For many farmers in developing nations, water is the most precious resource-even more so than gold or silver. That is because water is the only long-term solution for starving populations. Debatably one of the main reasons for these nations to remain in the “developing” state, as opposed to “developed” is because they do not have the resources to fuel their growing population. Most notably—these nations simply are unable to feed their citizens. One of the common methods for food production in developing nations is self-production. This is where individual families tend to their small farms, and grow just enough food for themselves. In bountiful years, their surplus food is either kept in storage for drought years, or it is traded in a market for other goods, such as tools. However, families often cannot grow enough food to sustain themselves—let alone create a food surplus to barter with.

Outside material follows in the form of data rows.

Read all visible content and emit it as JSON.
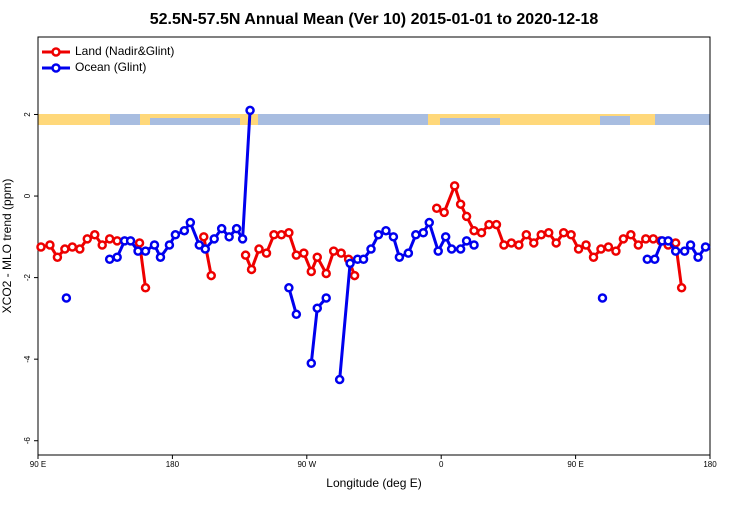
{
  "chart_data": {
    "type": "line",
    "title": "52.5N-57.5N Annual Mean (Ver 10)   2015-01-01 to 2020-12-18",
    "x_label": "Longitude (deg E)",
    "y_label": "XCO2 - MLO trend (ppm)",
    "xlim": [
      90,
      540
    ],
    "ylim": [
      -6.35,
      3.9
    ],
    "xticks": [
      {
        "value": 90,
        "label": "90 E"
      },
      {
        "value": 180,
        "label": "180"
      },
      {
        "value": 270,
        "label": "90 W"
      },
      {
        "value": 360,
        "label": "0"
      },
      {
        "value": 450,
        "label": "90 E"
      },
      {
        "value": 540,
        "label": "180"
      }
    ],
    "yticks": [
      2,
      0,
      -2,
      -4,
      -6
    ],
    "legend": "top-left",
    "series": [
      {
        "name": "Land (Nadir&Glint)",
        "color": "#ee0000",
        "x": [
          92,
          98,
          103,
          108,
          113,
          118,
          123,
          128,
          133,
          138,
          143,
          150,
          158,
          162,
          180,
          201,
          206,
          218,
          229,
          233,
          238,
          243,
          248,
          253,
          258,
          263,
          268,
          273,
          277,
          283,
          288,
          293,
          298,
          302,
          330,
          357,
          362,
          369,
          373,
          377,
          382,
          387,
          392,
          397,
          402,
          407,
          412,
          417,
          422,
          427,
          432,
          437,
          442,
          447,
          452,
          457,
          462,
          467,
          472,
          477,
          482,
          487,
          492,
          497,
          502,
          507,
          512,
          517,
          521
        ],
        "values": [
          -1.25,
          -1.2,
          -1.5,
          -1.3,
          -1.25,
          -1.3,
          -1.05,
          -0.95,
          -1.2,
          -1.05,
          -1.1,
          null,
          -1.15,
          -2.25,
          null,
          -1.0,
          -1.95,
          null,
          -1.45,
          -1.8,
          -1.3,
          -1.4,
          -0.95,
          -0.95,
          -0.9,
          -1.45,
          -1.4,
          -1.85,
          -1.5,
          -1.9,
          -1.35,
          -1.4,
          -1.55,
          -1.95,
          null,
          -0.3,
          -0.4,
          0.25,
          -0.2,
          -0.5,
          -0.85,
          -0.9,
          -0.7,
          -0.7,
          -1.2,
          -1.15,
          -1.2,
          -0.95,
          -1.15,
          -0.95,
          -0.9,
          -1.15,
          -0.9,
          -0.95,
          -1.3,
          -1.2,
          -1.5,
          -1.3,
          -1.25,
          -1.35,
          -1.05,
          -0.95,
          -1.2,
          -1.05,
          -1.05,
          -1.1,
          -1.2,
          -1.15,
          -2.25
        ]
      },
      {
        "name": "Ocean (Glint)",
        "color": "#0000ee",
        "x": [
          109,
          120,
          138,
          143,
          148,
          152,
          157,
          162,
          168,
          172,
          178,
          182,
          188,
          192,
          198,
          202,
          208,
          213,
          218,
          223,
          227,
          232,
          245,
          258,
          263,
          268,
          273,
          277,
          283,
          288,
          292,
          299,
          304,
          308,
          313,
          318,
          323,
          328,
          332,
          338,
          343,
          348,
          352,
          358,
          363,
          367,
          373,
          377,
          382,
          420,
          468,
          480,
          498,
          503,
          508,
          512,
          517,
          523,
          527,
          532,
          537
        ],
        "values": [
          -2.5,
          null,
          -1.55,
          -1.5,
          -1.1,
          -1.1,
          -1.35,
          -1.35,
          -1.2,
          -1.5,
          -1.2,
          -0.95,
          -0.85,
          -0.65,
          -1.2,
          -1.3,
          -1.05,
          -0.8,
          -1.0,
          -0.8,
          -1.05,
          2.1,
          null,
          -2.25,
          -2.9,
          null,
          -4.1,
          -2.75,
          -2.5,
          null,
          -4.5,
          -1.65,
          -1.55,
          -1.55,
          -1.3,
          -0.95,
          -0.85,
          -1.0,
          -1.5,
          -1.4,
          -0.95,
          -0.9,
          -0.65,
          -1.35,
          -1.0,
          -1.3,
          -1.3,
          -1.1,
          -1.2,
          null,
          -2.5,
          null,
          -1.55,
          -1.55,
          -1.1,
          -1.1,
          -1.35,
          -1.35,
          -1.2,
          -1.5,
          -1.25
        ]
      }
    ]
  }
}
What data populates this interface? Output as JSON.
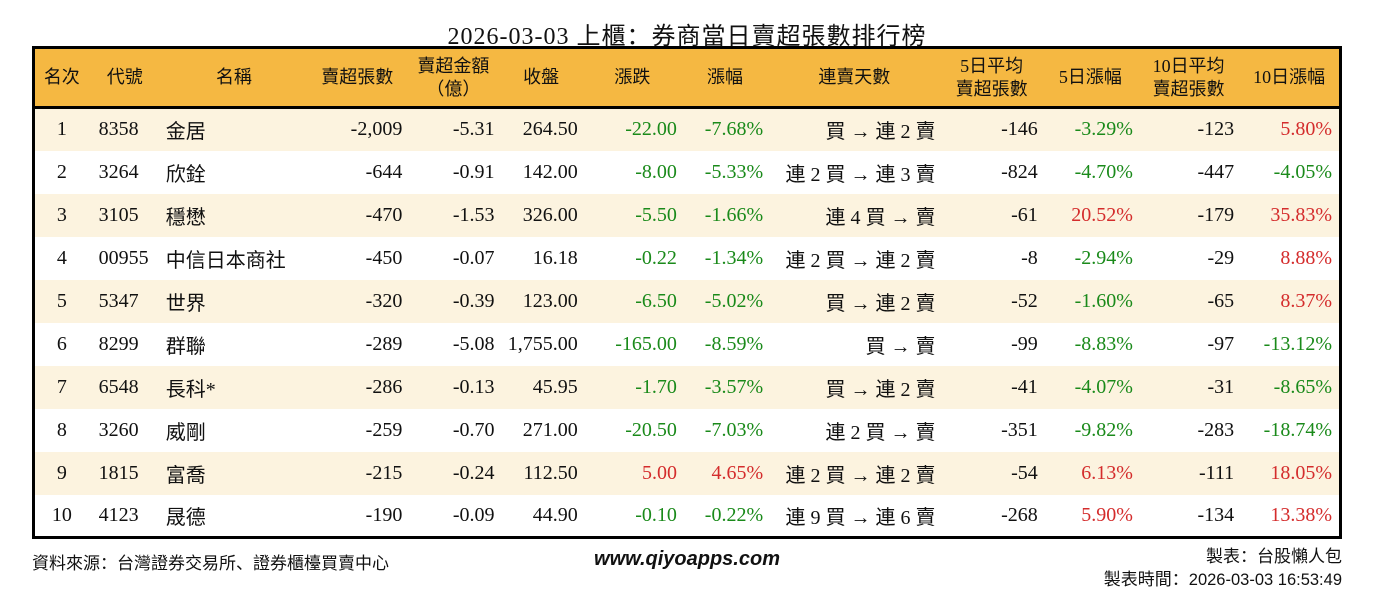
{
  "title": "2026-03-03 上櫃：券商當日賣超張數排行榜",
  "colors": {
    "header_bg": "#f5b842",
    "row_alt_bg": "#fcf3df",
    "up_red": "#d42c2c",
    "down_green": "#1a8a1a",
    "border": "#000000"
  },
  "table": {
    "headers": [
      "名次",
      "代號",
      "名稱",
      "賣超張數",
      "賣超金額\n（億）",
      "收盤",
      "漲跌",
      "漲幅",
      "連賣天數",
      "5日平均\n賣超張數",
      "5日漲幅",
      "10日平均\n賣超張數",
      "10日漲幅"
    ],
    "rows": [
      {
        "rank": "1",
        "code": "8358",
        "name": "金居",
        "net_sell": "-2,009",
        "amount": "-5.31",
        "close": "264.50",
        "change": "-22.00",
        "change_dir": "down",
        "pct": "-7.68%",
        "pct_dir": "down",
        "streak": "買 → 連 2 賣",
        "avg5": "-146",
        "pct5": "-3.29%",
        "pct5_dir": "down",
        "avg10": "-123",
        "pct10": "5.80%",
        "pct10_dir": "up"
      },
      {
        "rank": "2",
        "code": "3264",
        "name": "欣銓",
        "net_sell": "-644",
        "amount": "-0.91",
        "close": "142.00",
        "change": "-8.00",
        "change_dir": "down",
        "pct": "-5.33%",
        "pct_dir": "down",
        "streak": "連 2 買 → 連 3 賣",
        "avg5": "-824",
        "pct5": "-4.70%",
        "pct5_dir": "down",
        "avg10": "-447",
        "pct10": "-4.05%",
        "pct10_dir": "down"
      },
      {
        "rank": "3",
        "code": "3105",
        "name": "穩懋",
        "net_sell": "-470",
        "amount": "-1.53",
        "close": "326.00",
        "change": "-5.50",
        "change_dir": "down",
        "pct": "-1.66%",
        "pct_dir": "down",
        "streak": "連 4 買 → 賣",
        "avg5": "-61",
        "pct5": "20.52%",
        "pct5_dir": "up",
        "avg10": "-179",
        "pct10": "35.83%",
        "pct10_dir": "up"
      },
      {
        "rank": "4",
        "code": "00955",
        "name": "中信日本商社",
        "net_sell": "-450",
        "amount": "-0.07",
        "close": "16.18",
        "change": "-0.22",
        "change_dir": "down",
        "pct": "-1.34%",
        "pct_dir": "down",
        "streak": "連 2 買 → 連 2 賣",
        "avg5": "-8",
        "pct5": "-2.94%",
        "pct5_dir": "down",
        "avg10": "-29",
        "pct10": "8.88%",
        "pct10_dir": "up"
      },
      {
        "rank": "5",
        "code": "5347",
        "name": "世界",
        "net_sell": "-320",
        "amount": "-0.39",
        "close": "123.00",
        "change": "-6.50",
        "change_dir": "down",
        "pct": "-5.02%",
        "pct_dir": "down",
        "streak": "買 → 連 2 賣",
        "avg5": "-52",
        "pct5": "-1.60%",
        "pct5_dir": "down",
        "avg10": "-65",
        "pct10": "8.37%",
        "pct10_dir": "up"
      },
      {
        "rank": "6",
        "code": "8299",
        "name": "群聯",
        "net_sell": "-289",
        "amount": "-5.08",
        "close": "1,755.00",
        "change": "-165.00",
        "change_dir": "down",
        "pct": "-8.59%",
        "pct_dir": "down",
        "streak": "買 → 賣",
        "avg5": "-99",
        "pct5": "-8.83%",
        "pct5_dir": "down",
        "avg10": "-97",
        "pct10": "-13.12%",
        "pct10_dir": "down"
      },
      {
        "rank": "7",
        "code": "6548",
        "name": "長科*",
        "net_sell": "-286",
        "amount": "-0.13",
        "close": "45.95",
        "change": "-1.70",
        "change_dir": "down",
        "pct": "-3.57%",
        "pct_dir": "down",
        "streak": "買 → 連 2 賣",
        "avg5": "-41",
        "pct5": "-4.07%",
        "pct5_dir": "down",
        "avg10": "-31",
        "pct10": "-8.65%",
        "pct10_dir": "down"
      },
      {
        "rank": "8",
        "code": "3260",
        "name": "威剛",
        "net_sell": "-259",
        "amount": "-0.70",
        "close": "271.00",
        "change": "-20.50",
        "change_dir": "down",
        "pct": "-7.03%",
        "pct_dir": "down",
        "streak": "連 2 買 → 賣",
        "avg5": "-351",
        "pct5": "-9.82%",
        "pct5_dir": "down",
        "avg10": "-283",
        "pct10": "-18.74%",
        "pct10_dir": "down"
      },
      {
        "rank": "9",
        "code": "1815",
        "name": "富喬",
        "net_sell": "-215",
        "amount": "-0.24",
        "close": "112.50",
        "change": "5.00",
        "change_dir": "up",
        "pct": "4.65%",
        "pct_dir": "up",
        "streak": "連 2 買 → 連 2 賣",
        "avg5": "-54",
        "pct5": "6.13%",
        "pct5_dir": "up",
        "avg10": "-111",
        "pct10": "18.05%",
        "pct10_dir": "up"
      },
      {
        "rank": "10",
        "code": "4123",
        "name": "晟德",
        "net_sell": "-190",
        "amount": "-0.09",
        "close": "44.90",
        "change": "-0.10",
        "change_dir": "down",
        "pct": "-0.22%",
        "pct_dir": "down",
        "streak": "連 9 買 → 連 6 賣",
        "avg5": "-268",
        "pct5": "5.90%",
        "pct5_dir": "up",
        "avg10": "-134",
        "pct10": "13.38%",
        "pct10_dir": "up"
      }
    ]
  },
  "footer": {
    "source": "資料來源：台灣證券交易所、證券櫃檯買賣中心",
    "website": "www.qiyoapps.com",
    "author": "製表：台股懶人包",
    "time_label": "製表時間：",
    "time_value": "2026-03-03 16:53:49"
  }
}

There are two ways to grow more crops with water: either use more water, or use the same amount of water more efficiently. One small startup company founded by Stanford graduate students has developed a mechanism to use the same amount of water more efficiently. Similar to a drip system, this mechanism is a tube with holes in very cheap tubing. This tubing evenly distributes water over individual plants, instead of flooding rows of crops, or entire fields. This mechanism costs as little as $5 to supply enough tubing for an entire farm. For $15 extra, the families are able to grow crops during the dry season, likely due to a water storage tank.
By enabling farms in developing nations to grow surplus food, people will be able to trade it in the market, obtain tools to further increase food production, and repeat the cycle. This cheap, $5 device could create a source of income for impoverished families world-wide. As a result, nations would have stronger populations and more ability to create economic change and power.